Locast lights up Pittsburgh

The free broadcast television streaming service Locast has added a 35th market and a new second-person plural pronoun, “yinz.”

The Washington-based non-profit announced Friday morning that it had expanded to the Pittsburgh market, home of one of America’s oldest broadcast stations as well as that regional shorthand for “you ones.”

The service’s press release says Locast’s service for area residents (the Pittsburgh market covers Morgantown, W. Va.) delivers 40-plus stations, including NBC affiliate WPXI, WTAE (ABC), KDKA (CBS, which went on the air in 1949), and WPGH (Fox), as well as PBS, CW and other local stations.

This expansion, following the additions of the Raleigh-Durham market and Columbus in June, brings Locast’s reach to 54% of the U.S. population. At the Columbus launch, Locast said it had hit “more than 2.8 million registered users nationwide.”

Locast does not pay retransmission fees to broadcasters, relying on a clause in the Copyright Act of 1976 that exempts non-profits providing secondary transmissions “without any purpose of direct or indirect commercial advantage, and without charge to the recipients of the secondary transmission other than assessments necessary to defray the actual and reasonable costs of maintaining and operating the secondary transmission service.”

Locast is free to watch but requests a $5 monthly donation to cover those costs. Viewers who don’t ante up get interrupted after 15 minutes of viewing with an ad encouraging donations — “If you’re sick of being ripped off by services that cost too much, please do your part to keep Locast alive” — that then kicks them back to the program guide.

It also offers free service to up to 25,000 qualifying students, first responders and low-income households nationwide through its Locast Cares program.

“We haven’t disclosed the number of donors,” Locast spokesman Marc Lumpkin wrote in an email Friday. “However, we have stated that the majority of our users do not donate.”

He declined to offer an updated figure for total users, saying Locast stopped releasing new numbers after the Columbus launch.

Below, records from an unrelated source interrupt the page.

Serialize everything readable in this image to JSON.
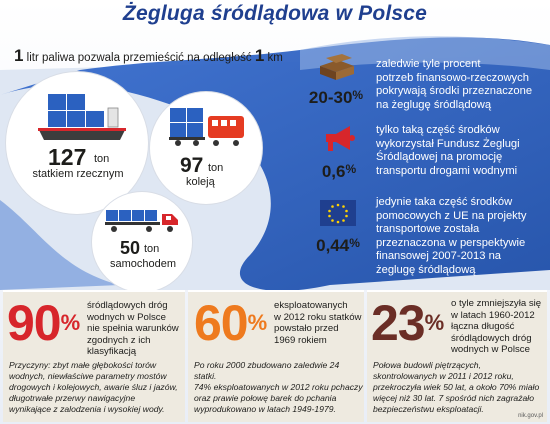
{
  "header": {
    "title": "Żegluga śródlądowa w Polsce",
    "intro_big_1": "1",
    "intro_text": " litr paliwa pozwala przemieścić na odległość ",
    "intro_big_2": "1",
    "intro_unit": " km"
  },
  "transport": [
    {
      "value": "127",
      "unit": "ton",
      "label": "statkiem rzecznym",
      "icon": "ship-icon"
    },
    {
      "value": "97",
      "unit": "ton",
      "label": "koleją",
      "icon": "train-icon"
    },
    {
      "value": "50",
      "unit": "ton",
      "label": "samochodem",
      "icon": "truck-icon"
    }
  ],
  "facts": [
    {
      "value": "20-30",
      "suffix": "%",
      "icon": "money-icon",
      "lines": [
        "zaledwie tyle procent",
        "potrzeb finansowo-rzeczowych",
        "pokrywają środki przeznaczone",
        "na żeglugę śródlądową"
      ]
    },
    {
      "value": "0,6",
      "suffix": "%",
      "icon": "megaphone-icon",
      "lines": [
        "tylko taką część środków",
        "wykorzystał Fundusz Żeglugi",
        "Śródlądowej na promocję",
        "transportu drogami wodnymi"
      ]
    },
    {
      "value": "0,44",
      "suffix": "%",
      "icon": "eu-flag-icon",
      "lines": [
        "jedynie taka część środków",
        "pomocowych z UE na projekty",
        "transportowe została",
        "przeznaczona w perspektywie",
        "finansowej 2007-2013 na",
        "żeglugę śródlądową"
      ]
    }
  ],
  "panels": [
    {
      "value": "90",
      "suffix": "%",
      "color": "#d7262b",
      "head": [
        "śródlądowych dróg",
        "wodnych w Polsce",
        "nie spełnia warunków",
        "zgodnych z ich",
        "klasyfikacją"
      ],
      "body": [
        "Przyczyny: zbyt małe głębokości torów",
        "wodnych, niewłaściwe parametry mostów",
        "drogowych i kolejowych, awarie śluz i jazów,",
        "długotrwałe przerwy nawigacyjne",
        "wynikające z zalodzenia i wysokiej wody."
      ]
    },
    {
      "value": "60",
      "suffix": "%",
      "color": "#ee7a1e",
      "head": [
        "eksploatowanych",
        "w 2012 roku statków",
        "powstało przed",
        "1969 rokiem"
      ],
      "body": [
        "Po roku 2000 zbudowano zaledwie 24 statki.",
        "74% eksploatowanych w 2012 roku pchaczy",
        "oraz prawie połowę barek do pchania",
        "wyprodukowano w latach 1949-1979."
      ]
    },
    {
      "value": "23",
      "suffix": "%",
      "color": "#6b2e26",
      "head": [
        "o tyle zmniejszyła się",
        "w latach 1960-2012",
        "łączna długość",
        "śródlądowych dróg",
        "wodnych w Polsce"
      ],
      "body": [
        "Połowa budowli piętrzących,",
        "skontrolowanych w 2011 i 2012 roku,",
        "przekroczyła wiek 50 lat, a około 70% miało",
        "więcej niż 30 lat. 7 spośród nich zagrażało",
        "bezpieczeństwu eksploatacji."
      ]
    }
  ],
  "credit": "nik.gov.pl",
  "colors": {
    "title": "#1f3f8f",
    "river": "#2b61c0",
    "river_light": "#7fa3dd",
    "panel_bg": "#eeeae0"
  }
}
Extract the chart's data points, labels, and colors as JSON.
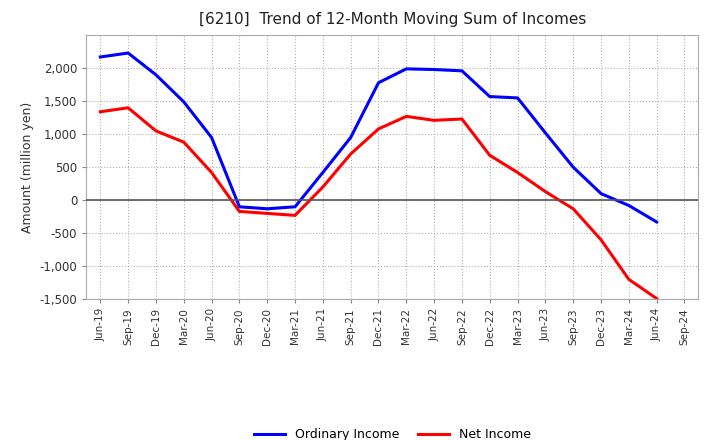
{
  "title": "[6210]  Trend of 12-Month Moving Sum of Incomes",
  "ylabel": "Amount (million yen)",
  "background_color": "#ffffff",
  "grid_color": "#b0b0b0",
  "x_labels": [
    "Jun-19",
    "Sep-19",
    "Dec-19",
    "Mar-20",
    "Jun-20",
    "Sep-20",
    "Dec-20",
    "Mar-21",
    "Jun-21",
    "Sep-21",
    "Dec-21",
    "Mar-22",
    "Jun-22",
    "Sep-22",
    "Dec-22",
    "Mar-23",
    "Jun-23",
    "Sep-23",
    "Dec-23",
    "Mar-24",
    "Jun-24",
    "Sep-24"
  ],
  "ordinary_income": [
    2170,
    2230,
    1900,
    1490,
    950,
    -100,
    -130,
    -100,
    420,
    950,
    1780,
    1990,
    1980,
    1960,
    1570,
    1550,
    1020,
    500,
    100,
    -80,
    -330,
    null
  ],
  "net_income": [
    1340,
    1400,
    1050,
    880,
    420,
    -170,
    -200,
    -230,
    200,
    700,
    1080,
    1270,
    1210,
    1230,
    680,
    420,
    130,
    -130,
    -600,
    -1200,
    -1490,
    null
  ],
  "ylim": [
    -1500,
    2500
  ],
  "yticks": [
    -1500,
    -1000,
    -500,
    0,
    500,
    1000,
    1500,
    2000
  ],
  "ordinary_color": "#0000ff",
  "net_color": "#ff0000",
  "line_width": 2.2
}
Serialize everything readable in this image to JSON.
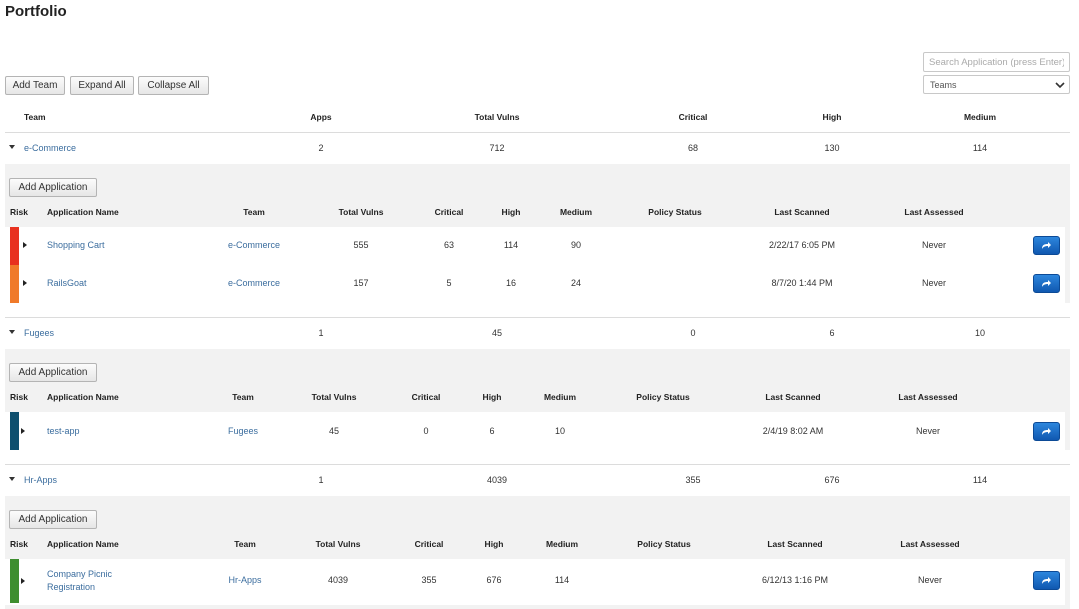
{
  "page": {
    "title": "Portfolio"
  },
  "toolbar": {
    "add_team": "Add Team",
    "expand_all": "Expand All",
    "collapse_all": "Collapse All"
  },
  "search": {
    "placeholder": "Search Application (press Enter)"
  },
  "team_filter": {
    "selected": "Teams",
    "icon": "chevron-down-icon"
  },
  "team_table": {
    "headers": {
      "team": "Team",
      "apps": "Apps",
      "total_vulns": "Total Vulns",
      "critical": "Critical",
      "high": "High",
      "medium": "Medium"
    },
    "teams": [
      {
        "name": "e-Commerce",
        "apps": "2",
        "total_vulns": "712",
        "critical": "68",
        "high": "130",
        "medium": "114"
      },
      {
        "name": "Fugees",
        "apps": "1",
        "total_vulns": "45",
        "critical": "0",
        "high": "6",
        "medium": "10"
      },
      {
        "name": "Hr-Apps",
        "apps": "1",
        "total_vulns": "4039",
        "critical": "355",
        "high": "676",
        "medium": "114"
      }
    ]
  },
  "app_table": {
    "add_application": "Add Application",
    "headers": {
      "risk": "Risk",
      "application_name": "Application Name",
      "team": "Team",
      "total_vulns": "Total Vulns",
      "critical": "Critical",
      "high": "High",
      "medium": "Medium",
      "policy_status": "Policy Status",
      "last_scanned": "Last Scanned",
      "last_assessed": "Last Assessed"
    },
    "risk_colors": {
      "critical": "#e8311f",
      "high": "#f07a2a",
      "medium": "#0e4f6e",
      "low": "#3e8e2f"
    },
    "action_icon": "share-arrow-icon",
    "groups": [
      {
        "apps": [
          {
            "name": "Shopping Cart",
            "team": "e-Commerce",
            "total_vulns": "555",
            "critical": "63",
            "high": "114",
            "medium": "90",
            "policy_status": "",
            "last_scanned": "2/22/17 6:05 PM",
            "last_assessed": "Never",
            "risk": "critical"
          },
          {
            "name": "RailsGoat",
            "team": "e-Commerce",
            "total_vulns": "157",
            "critical": "5",
            "high": "16",
            "medium": "24",
            "policy_status": "",
            "last_scanned": "8/7/20 1:44 PM",
            "last_assessed": "Never",
            "risk": "high"
          }
        ]
      },
      {
        "apps": [
          {
            "name": "test-app",
            "team": "Fugees",
            "total_vulns": "45",
            "critical": "0",
            "high": "6",
            "medium": "10",
            "policy_status": "",
            "last_scanned": "2/4/19 8:02 AM",
            "last_assessed": "Never",
            "risk": "medium"
          }
        ]
      },
      {
        "apps": [
          {
            "name_line1": "Company Picnic",
            "name_line2": "Registration",
            "team": "Hr-Apps",
            "total_vulns": "4039",
            "critical": "355",
            "high": "676",
            "medium": "114",
            "policy_status": "",
            "last_scanned": "6/12/13 1:16 PM",
            "last_assessed": "Never",
            "risk": "low"
          }
        ]
      }
    ]
  }
}
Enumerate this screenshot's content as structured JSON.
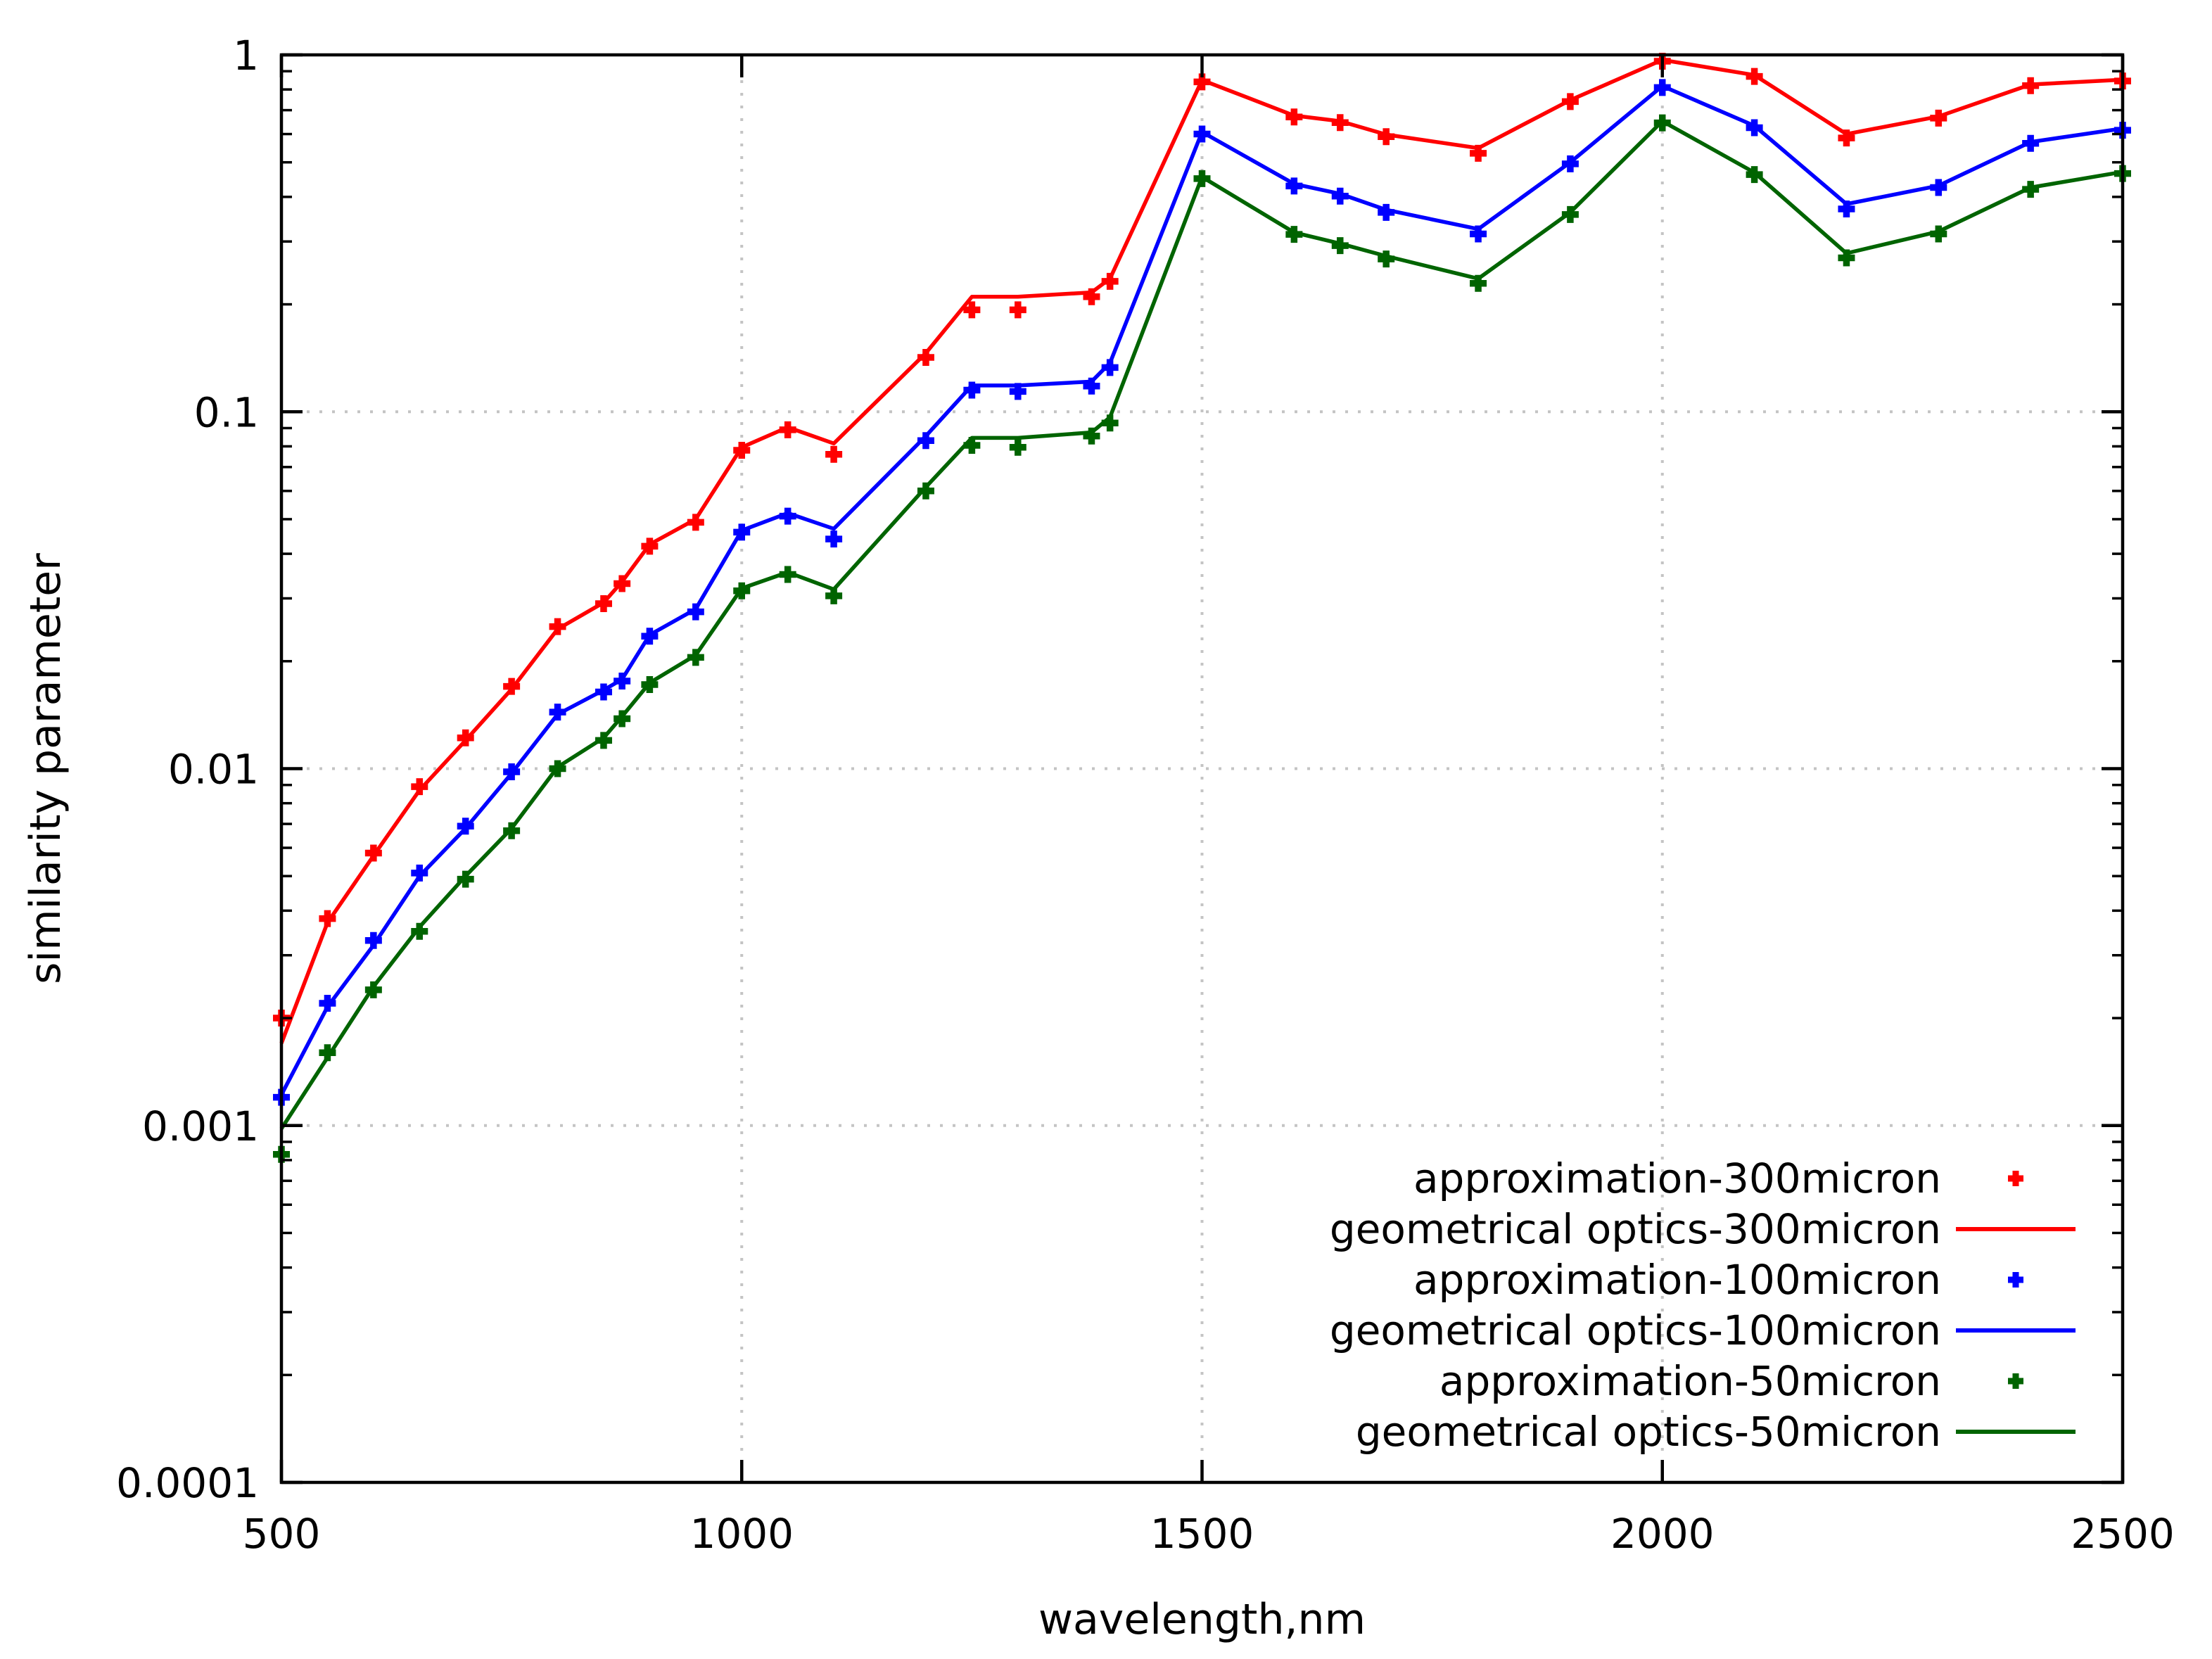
{
  "chart_data": {
    "type": "line",
    "title": "",
    "xlabel": "wavelength,nm",
    "ylabel": "similarity parameter",
    "x_scale": "linear",
    "y_scale": "log",
    "x_range": [
      500,
      2500
    ],
    "y_range": [
      0.0001,
      1
    ],
    "x_ticks": [
      500,
      1000,
      1500,
      2000,
      2500
    ],
    "y_ticks": [
      {
        "label": "1",
        "value": 1
      },
      {
        "label": "0.1",
        "value": 0.1
      },
      {
        "label": "0.01",
        "value": 0.01
      },
      {
        "label": "0.001",
        "value": 0.001
      },
      {
        "label": "0.0001",
        "value": 0.0001
      }
    ],
    "x_gridlines": [
      1000,
      1500,
      2000
    ],
    "y_gridlines": [
      0.1,
      0.01,
      0.001
    ],
    "grid": true,
    "legend_position": "bottom-right-inside",
    "x": [
      500,
      550,
      600,
      650,
      700,
      750,
      800,
      850,
      870,
      900,
      950,
      1000,
      1050,
      1100,
      1200,
      1250,
      1300,
      1380,
      1400,
      1500,
      1600,
      1650,
      1700,
      1800,
      1900,
      2000,
      2100,
      2200,
      2300,
      2400,
      2500
    ],
    "series": [
      {
        "name": "approximation-300micron",
        "style": "points",
        "color": "#ff0000",
        "values": [
          0.002,
          0.0038,
          0.0058,
          0.0089,
          0.0122,
          0.017,
          0.025,
          0.029,
          0.033,
          0.042,
          0.049,
          0.078,
          0.089,
          0.076,
          0.142,
          0.193,
          0.193,
          0.21,
          0.232,
          0.84,
          0.67,
          0.646,
          0.59,
          0.53,
          0.74,
          0.96,
          0.87,
          0.585,
          0.665,
          0.82,
          0.845
        ]
      },
      {
        "name": "geometrical optics-300micron",
        "style": "line",
        "color": "#ff0000",
        "values": [
          0.0017,
          0.0037,
          0.0057,
          0.0087,
          0.012,
          0.0167,
          0.0246,
          0.0292,
          0.0334,
          0.0425,
          0.05,
          0.0795,
          0.0905,
          0.0815,
          0.146,
          0.21,
          0.21,
          0.216,
          0.236,
          0.85,
          0.676,
          0.652,
          0.598,
          0.548,
          0.747,
          0.968,
          0.878,
          0.6,
          0.672,
          0.826,
          0.852
        ]
      },
      {
        "name": "approximation-100micron",
        "style": "points",
        "color": "#0000ff",
        "values": [
          0.0012,
          0.0022,
          0.0033,
          0.0051,
          0.0069,
          0.0098,
          0.0144,
          0.0164,
          0.0176,
          0.0235,
          0.0275,
          0.046,
          0.051,
          0.044,
          0.083,
          0.115,
          0.114,
          0.118,
          0.133,
          0.6,
          0.429,
          0.402,
          0.362,
          0.315,
          0.495,
          0.81,
          0.625,
          0.37,
          0.425,
          0.565,
          0.615
        ]
      },
      {
        "name": "geometrical optics-100micron",
        "style": "line",
        "color": "#0000ff",
        "values": [
          0.00122,
          0.00215,
          0.0032,
          0.005,
          0.0068,
          0.0097,
          0.0142,
          0.0166,
          0.0178,
          0.0237,
          0.028,
          0.0465,
          0.052,
          0.047,
          0.0855,
          0.1185,
          0.1185,
          0.1215,
          0.137,
          0.608,
          0.435,
          0.408,
          0.368,
          0.325,
          0.5,
          0.818,
          0.633,
          0.382,
          0.43,
          0.57,
          0.622
        ]
      },
      {
        "name": "approximation-50micron",
        "style": "points",
        "color": "#006400",
        "values": [
          0.00083,
          0.0016,
          0.0024,
          0.0035,
          0.0049,
          0.0067,
          0.01,
          0.012,
          0.0138,
          0.0172,
          0.0205,
          0.0315,
          0.035,
          0.0305,
          0.06,
          0.0805,
          0.0795,
          0.0855,
          0.093,
          0.45,
          0.314,
          0.292,
          0.268,
          0.229,
          0.357,
          0.645,
          0.462,
          0.27,
          0.315,
          0.42,
          0.465
        ]
      },
      {
        "name": "geometrical optics-50micron",
        "style": "line",
        "color": "#006400",
        "values": [
          0.00098,
          0.00155,
          0.00245,
          0.0036,
          0.005,
          0.0068,
          0.0101,
          0.0122,
          0.014,
          0.0174,
          0.0208,
          0.032,
          0.0355,
          0.0318,
          0.0615,
          0.0845,
          0.0845,
          0.0875,
          0.0965,
          0.455,
          0.318,
          0.296,
          0.273,
          0.236,
          0.362,
          0.652,
          0.468,
          0.278,
          0.32,
          0.425,
          0.47
        ]
      }
    ]
  },
  "colors": {
    "red": "#ff0000",
    "blue": "#0000ff",
    "green": "#006400",
    "grid": "#c4c4c4",
    "axis": "#000000",
    "background": "#ffffff"
  }
}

Other broadcasters dislike Locast

Broadcasters have been unamused by Locast since it launched in January 2018 as a project of Sports Fans Coalition NY, a group founded to advocate for local viewers who find themselves cut off from local teams’ games by retransmission fights and other local blackouts.

In 2019, ABC, CBS, Fox and NBC sued Locast in United States District Court for the Southern District of New York for copyright infringement. Their complaint says “Locast is nothing like the local booster services contemplated by Congress in creating this narrow exemption” and alleges that “Locast’s founding, funding, and operations reveal its decidedly commercial purposes.”

AT&T kicked in a $500,000 donation to Sports Fans Coalition NY in June of 2019, which the Dallas firm said was meant to support the group’s work to “make free broadcast content available to consumers and offer them more choice.”

The broadcasters’ lawsuit remains in progress. Zamir Ahmed, communications vice president at the National Association of Broadcasters, did not expand on the group’s initial endorsement of that lawsuit in which NAB said it “wholeheartedly backs” the challenge against Locast, which it described as a firm “thinly disguised as a not-for-profit entity that mirrors failed predecessors Aereo and FilmOn in its bid to legitimize the theft of local TV broadcast signals.”

Locast, meanwhile, recently added support for viewer profiles and favorite channels. It offers service via web browsers, iOS, Android, Roku, Fire TV, TiVo, Apple TV, among other platforms, all of which check a viewer’s location via various methods to limit viewership to local users.